An ensemble method is an approach where several classifiers are created from the training data which can be often more accurate than any of the single classifiers, especially if the base classifiers are accurate and different one each other. Menawhile, feature clustering can reduce feature space by joining similar words into one cluster. The objective of this research is to develop a text categorization system that employs feature clustering based on ensemble feature selection.

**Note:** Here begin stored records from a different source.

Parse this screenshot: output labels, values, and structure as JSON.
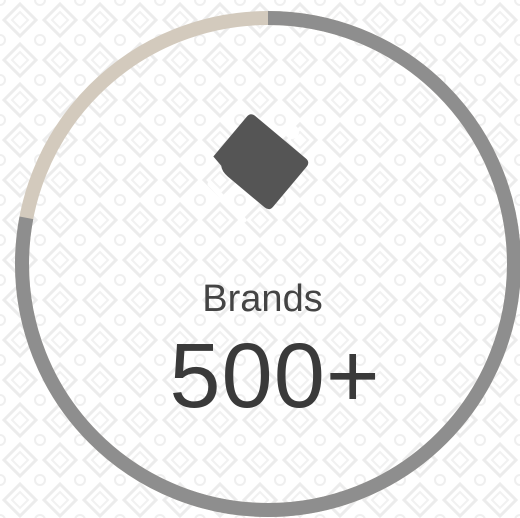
{
  "stat": {
    "label": "Brands",
    "value": "500+",
    "icon": "price-tag-icon",
    "progress_fraction": 0.78
  },
  "colors": {
    "background": "#ffffff",
    "pattern": "#efefef",
    "ring_filled": "#8e8e8e",
    "ring_remaining": "#d3cabd",
    "icon": "#555555",
    "text": "#444444"
  }
}
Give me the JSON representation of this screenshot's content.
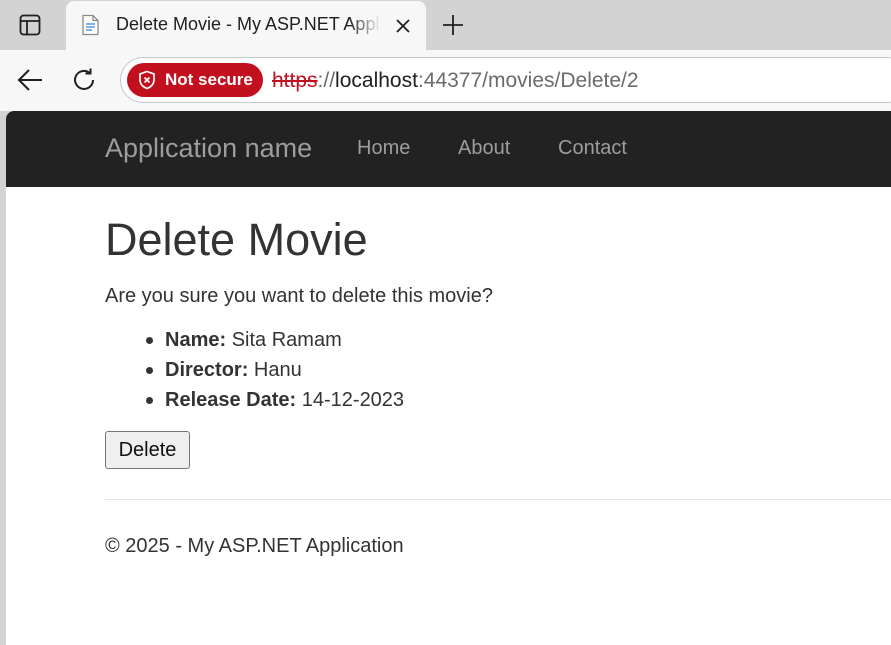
{
  "browser": {
    "tab": {
      "title": "Delete Movie - My ASP.NET Application"
    },
    "address_bar": {
      "security_label": "Not secure",
      "url_scheme": "https",
      "url_separator": "://",
      "url_host": "localhost",
      "url_rest": ":44377/movies/Delete/2"
    },
    "icons": [
      "tab-actions-icon",
      "page-favicon-icon",
      "close-icon",
      "plus-icon",
      "back-arrow-icon",
      "refresh-icon",
      "shield-icon"
    ]
  },
  "site": {
    "brand": "Application name",
    "nav": {
      "home": "Home",
      "about": "About",
      "contact": "Contact"
    }
  },
  "page": {
    "heading": "Delete Movie",
    "confirm_text": "Are you sure you want to delete this movie?",
    "movie": {
      "name_label": "Name:",
      "name": "Sita Ramam",
      "director_label": "Director:",
      "director": "Hanu",
      "release_label": "Release Date:",
      "release_date": "14-12-2023"
    },
    "delete_button": "Delete",
    "footer": "© 2025 - My ASP.NET Application"
  },
  "colors": {
    "navbar_bg": "#222222",
    "nav_text": "#9d9d9d",
    "not_secure": "#c3101e",
    "body_text": "#333333"
  }
}
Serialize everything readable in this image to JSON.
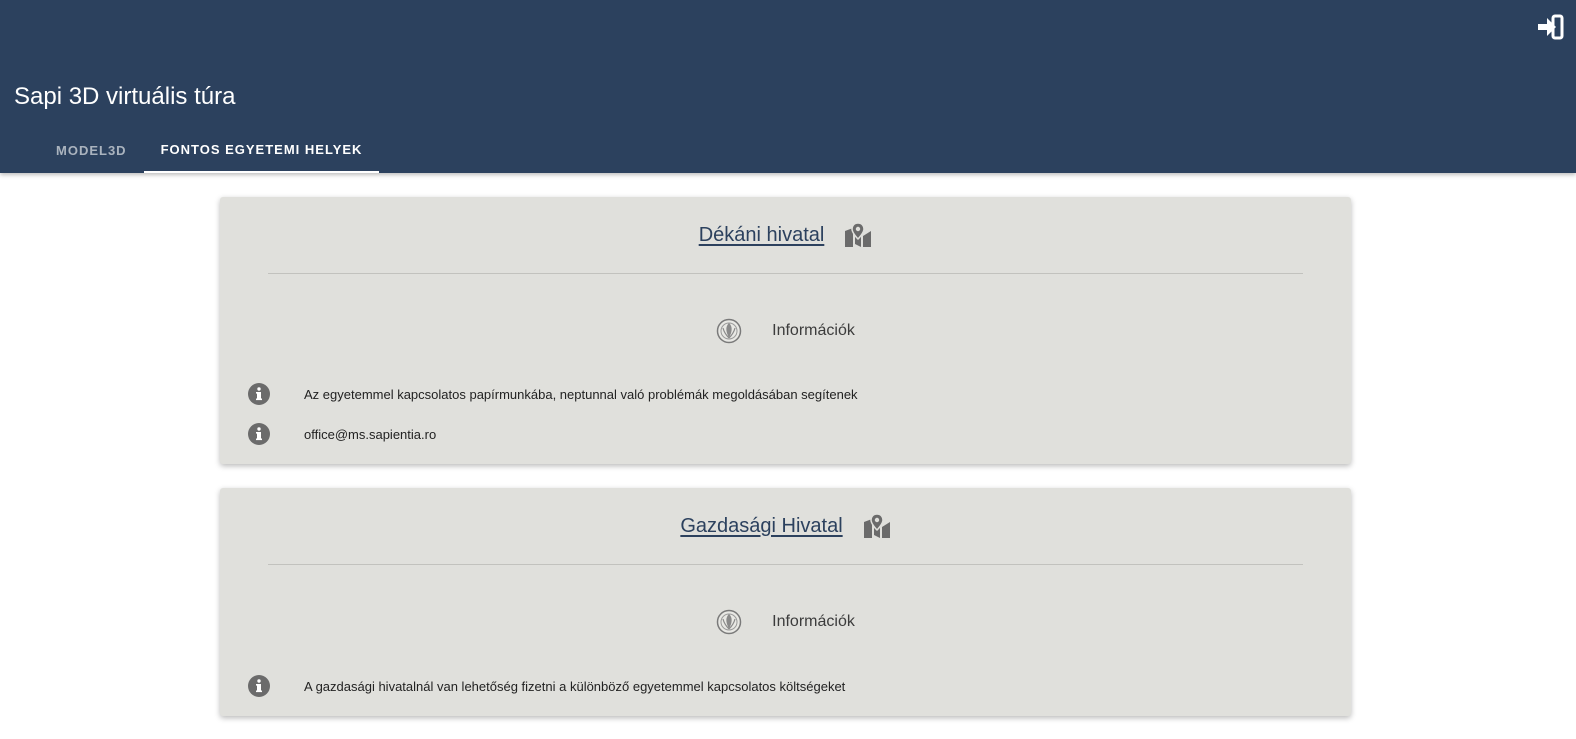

The research methodology consists of text documents preprocessing, feature subspaces generation using the genetic algorithm-based iterative refinement, implementation of base classifiers by applying feature clustering, and classification result integration of each base classifier using both the static selection and majority voting methods. Experimental results show that the computational time consumed in classifying the dataset into 2 and 3 categories using the feature clustering method is 1.18 and 27.04 seconds faster in compared to those that do not employ the feature selection method, respectively. Also, using static selection method, the ensemble feature selection method with genetic algorithm based
iterative refinement produces 10% and 10.66% better accuracy in compared to those produced by the single classifier in classifying the dataset into 2 and 3 categories, respectively. Whilst, using the majority voting method for the same experiment, the similar ensemble method produces 10% and 12% better accuracy than those produced by the single classifier, respectively.
Aryuni M. (2013). Penerapan Ensemble Feature Selection dan Klasterisasi Fitur pada Klasifikasi Dokumen Teks. ComTech, 4 (1), 333-342.